Monday, August 07, 2017

Apiosporina morbosa - AKA Sh*t on a Stick

Please excuse the crudeness of Sh*t on a Stick, but that was the first coined term I was taught 25+ years ago. It stuck and I will never forget it. lol


It certainly depicts poop on a stick, doesn't it?  Apiosporina morbosa (even known as Dibotryon morbosum) is also called Black Knot. It is a rather noxious, pervasive fungus that attacks the prunus species of plants. Cherries, Plum, Chokecherry, Apricot, Almonds and ornamental cherry trees and shrubs fall victim to it.


This wet spring and rainy summer has made it more visible than ever. I usually see it more in the winter, when no leaves cover the knots.

Here, I found it on a Chokecherry tree. Matter of fact, I think every Chokecherry tree in the vicinity had it.

When the lesions first appear, they are much smaller. Just a callous and swelling bark - usually green-brownish-black in colour. Hardly noticeable at first, and only enveloping one side of the stem.  Each following growing season, the callous gall grows in diameter and becomes black and gnarly. Can get as long as 30cm. The knot is woody and will eventually encase the entire stem/branch. Eventually girdling the branch and causing die-back.  Once black, the infection has been around for about 2-3 years already. If there are several knotty turd like lesions on the tree, you'll definitely notice brach die back before you see the black knot.

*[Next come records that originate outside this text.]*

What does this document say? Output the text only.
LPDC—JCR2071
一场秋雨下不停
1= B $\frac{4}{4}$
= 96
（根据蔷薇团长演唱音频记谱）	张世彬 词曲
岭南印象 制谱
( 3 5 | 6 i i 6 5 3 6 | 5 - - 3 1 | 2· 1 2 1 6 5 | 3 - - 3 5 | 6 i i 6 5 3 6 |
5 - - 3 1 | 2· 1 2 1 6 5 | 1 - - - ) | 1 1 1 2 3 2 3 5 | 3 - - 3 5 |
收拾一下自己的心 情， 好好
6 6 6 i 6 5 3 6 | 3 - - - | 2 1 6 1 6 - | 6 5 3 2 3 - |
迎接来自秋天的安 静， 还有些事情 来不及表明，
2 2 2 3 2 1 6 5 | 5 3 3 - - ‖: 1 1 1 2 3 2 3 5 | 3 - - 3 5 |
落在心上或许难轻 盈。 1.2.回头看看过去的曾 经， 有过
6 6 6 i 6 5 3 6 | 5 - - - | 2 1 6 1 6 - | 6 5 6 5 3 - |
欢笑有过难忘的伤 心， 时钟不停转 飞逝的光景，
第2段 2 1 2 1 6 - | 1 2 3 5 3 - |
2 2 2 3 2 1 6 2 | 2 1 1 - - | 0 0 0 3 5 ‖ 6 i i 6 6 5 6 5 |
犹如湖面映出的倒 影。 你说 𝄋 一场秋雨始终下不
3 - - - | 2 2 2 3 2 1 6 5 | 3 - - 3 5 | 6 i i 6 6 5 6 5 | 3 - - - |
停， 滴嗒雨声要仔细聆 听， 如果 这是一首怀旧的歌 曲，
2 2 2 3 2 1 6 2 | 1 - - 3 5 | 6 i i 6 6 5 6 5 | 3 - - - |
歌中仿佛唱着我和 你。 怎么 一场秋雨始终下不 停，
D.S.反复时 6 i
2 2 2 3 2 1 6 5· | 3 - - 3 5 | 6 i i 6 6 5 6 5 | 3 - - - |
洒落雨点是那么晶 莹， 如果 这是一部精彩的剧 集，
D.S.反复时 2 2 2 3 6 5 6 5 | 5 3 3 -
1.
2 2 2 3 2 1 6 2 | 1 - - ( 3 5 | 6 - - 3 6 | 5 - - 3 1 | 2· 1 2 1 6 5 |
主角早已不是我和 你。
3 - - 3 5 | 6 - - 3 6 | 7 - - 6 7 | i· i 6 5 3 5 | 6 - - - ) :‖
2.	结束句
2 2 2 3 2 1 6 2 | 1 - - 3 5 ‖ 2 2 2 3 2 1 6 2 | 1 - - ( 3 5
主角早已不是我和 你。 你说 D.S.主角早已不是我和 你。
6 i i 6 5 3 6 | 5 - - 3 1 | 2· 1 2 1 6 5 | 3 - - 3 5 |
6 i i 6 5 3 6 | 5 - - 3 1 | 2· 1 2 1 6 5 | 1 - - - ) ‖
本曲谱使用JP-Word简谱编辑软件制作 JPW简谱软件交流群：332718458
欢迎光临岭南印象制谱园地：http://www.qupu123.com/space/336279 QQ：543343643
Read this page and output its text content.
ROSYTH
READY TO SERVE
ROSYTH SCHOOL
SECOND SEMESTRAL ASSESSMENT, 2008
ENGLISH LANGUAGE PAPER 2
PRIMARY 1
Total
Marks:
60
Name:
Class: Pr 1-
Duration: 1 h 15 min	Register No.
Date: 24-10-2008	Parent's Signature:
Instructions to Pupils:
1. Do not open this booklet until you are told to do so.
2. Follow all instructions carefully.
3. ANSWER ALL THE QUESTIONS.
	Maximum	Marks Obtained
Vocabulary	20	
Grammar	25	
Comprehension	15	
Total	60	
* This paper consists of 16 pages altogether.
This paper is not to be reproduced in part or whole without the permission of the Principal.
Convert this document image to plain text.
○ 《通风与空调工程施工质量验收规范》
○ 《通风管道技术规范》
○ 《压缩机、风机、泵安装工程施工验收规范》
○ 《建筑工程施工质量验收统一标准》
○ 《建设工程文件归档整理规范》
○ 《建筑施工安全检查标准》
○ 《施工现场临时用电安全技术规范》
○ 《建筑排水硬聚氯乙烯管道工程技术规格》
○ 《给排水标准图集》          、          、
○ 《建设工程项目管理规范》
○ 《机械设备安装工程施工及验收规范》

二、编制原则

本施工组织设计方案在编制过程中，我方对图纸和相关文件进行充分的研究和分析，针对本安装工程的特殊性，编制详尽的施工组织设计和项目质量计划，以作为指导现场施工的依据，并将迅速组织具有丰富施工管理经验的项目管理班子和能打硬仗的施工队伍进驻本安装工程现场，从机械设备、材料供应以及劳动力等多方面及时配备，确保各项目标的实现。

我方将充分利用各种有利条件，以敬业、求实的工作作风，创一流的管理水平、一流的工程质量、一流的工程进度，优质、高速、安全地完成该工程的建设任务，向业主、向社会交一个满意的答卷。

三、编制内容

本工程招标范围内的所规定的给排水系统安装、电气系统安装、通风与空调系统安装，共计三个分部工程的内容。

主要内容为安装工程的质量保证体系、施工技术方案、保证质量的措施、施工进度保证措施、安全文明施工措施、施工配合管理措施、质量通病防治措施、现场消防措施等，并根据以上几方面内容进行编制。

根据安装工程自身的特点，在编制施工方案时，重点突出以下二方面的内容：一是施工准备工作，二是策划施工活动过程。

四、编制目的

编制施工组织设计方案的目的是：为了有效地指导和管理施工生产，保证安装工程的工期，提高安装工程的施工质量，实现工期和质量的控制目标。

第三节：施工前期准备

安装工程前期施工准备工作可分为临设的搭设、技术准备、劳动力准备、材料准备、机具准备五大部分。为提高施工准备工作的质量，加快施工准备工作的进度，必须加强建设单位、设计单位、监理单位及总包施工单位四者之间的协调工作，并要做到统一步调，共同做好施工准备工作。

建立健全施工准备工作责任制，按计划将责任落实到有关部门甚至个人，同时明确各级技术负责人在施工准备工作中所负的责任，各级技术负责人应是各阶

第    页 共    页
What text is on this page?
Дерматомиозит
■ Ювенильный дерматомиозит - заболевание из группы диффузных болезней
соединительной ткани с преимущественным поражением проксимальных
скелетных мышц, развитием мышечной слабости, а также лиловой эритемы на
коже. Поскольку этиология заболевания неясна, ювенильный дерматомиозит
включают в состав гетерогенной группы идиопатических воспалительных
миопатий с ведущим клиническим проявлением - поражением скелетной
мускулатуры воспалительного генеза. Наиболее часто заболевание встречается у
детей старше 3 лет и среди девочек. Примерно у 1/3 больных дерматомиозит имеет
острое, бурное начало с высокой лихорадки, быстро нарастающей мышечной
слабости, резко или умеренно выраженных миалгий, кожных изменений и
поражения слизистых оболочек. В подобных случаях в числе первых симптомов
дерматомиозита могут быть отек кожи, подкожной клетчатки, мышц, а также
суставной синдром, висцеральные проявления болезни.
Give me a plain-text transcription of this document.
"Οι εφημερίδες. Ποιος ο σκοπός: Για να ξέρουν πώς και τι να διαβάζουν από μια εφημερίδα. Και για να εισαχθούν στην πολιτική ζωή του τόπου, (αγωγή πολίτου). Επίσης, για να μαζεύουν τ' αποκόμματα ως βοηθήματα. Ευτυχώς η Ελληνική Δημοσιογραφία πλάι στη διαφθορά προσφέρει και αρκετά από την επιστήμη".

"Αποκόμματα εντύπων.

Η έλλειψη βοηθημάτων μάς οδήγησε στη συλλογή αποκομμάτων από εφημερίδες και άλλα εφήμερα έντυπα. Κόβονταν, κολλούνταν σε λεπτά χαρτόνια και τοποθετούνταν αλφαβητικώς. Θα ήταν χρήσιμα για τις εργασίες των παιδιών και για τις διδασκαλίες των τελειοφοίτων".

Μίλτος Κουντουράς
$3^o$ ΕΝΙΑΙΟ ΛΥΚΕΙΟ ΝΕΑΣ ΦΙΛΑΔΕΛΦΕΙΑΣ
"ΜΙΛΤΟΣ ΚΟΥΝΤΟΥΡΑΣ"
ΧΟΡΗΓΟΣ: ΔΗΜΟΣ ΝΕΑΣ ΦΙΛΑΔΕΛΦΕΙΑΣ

 The Black Knot becomes active during warm, wet weather. "Ascospores" are forcibly released from the ascostromata of the fungus. On this sample, it had rained a lot overnight with strong winds. You can see the knot has white masses. Beginning a new life cycle on the blackened gall. Those white spots contain the acospores.  These spores are spread by air currents and rain splashing. 

When wet weather persists, the fungus acospores disperse and an injury or susceptible spot on the branch bark is like an open wound. The inoculum spores of the fungus invade the wound and start the whole process.  More Black Knot galls on the tree = eventual total die back = dead tree.

Treatment: Removal is key.

1) Remove during the dormant season. When the spores and tree are not active.

2) Cut back at least 10" below the knot. Better yet, if possible, remove the branch further back to a secondary stem, so that no stubby ends are left. Cut back to a collar or side shoot. Make the cuts on an angle so that no water sits on the newly cut area.



3) With EACH cut, disinfect your pruners/loppers. This prevents any contamination on newly cut ends and spreading it from host to new host.

4) Destroy the pruned branches. DO NOT COMPOST. Burn or discard in garbage. Black Knot can still release spores several months after being removed from the tree.

Prevention:

1) Stressed out trees are susceptible to Black Knot. Love on them a bit more. Water during drought periods. Mulch trees, accordingly.

2) Prune regularly. One of the biggest issues is overcrowded canopies. No air circulating between the branches or branches banging into each other, causes perfect conditions for the fungus to adhere and  spread throughout the tree.

3) Don't plant a Prunus species tree within a area close to a tree with Black Knot.


Here's proof:


At the base of this Chokecherry are visible signs that the tree had been suckering from the base. This is very common for older Chokecherry trees. A true sign of stress.

With TLC and extra monitoring, the Prunus species of trees can survive Black Knot.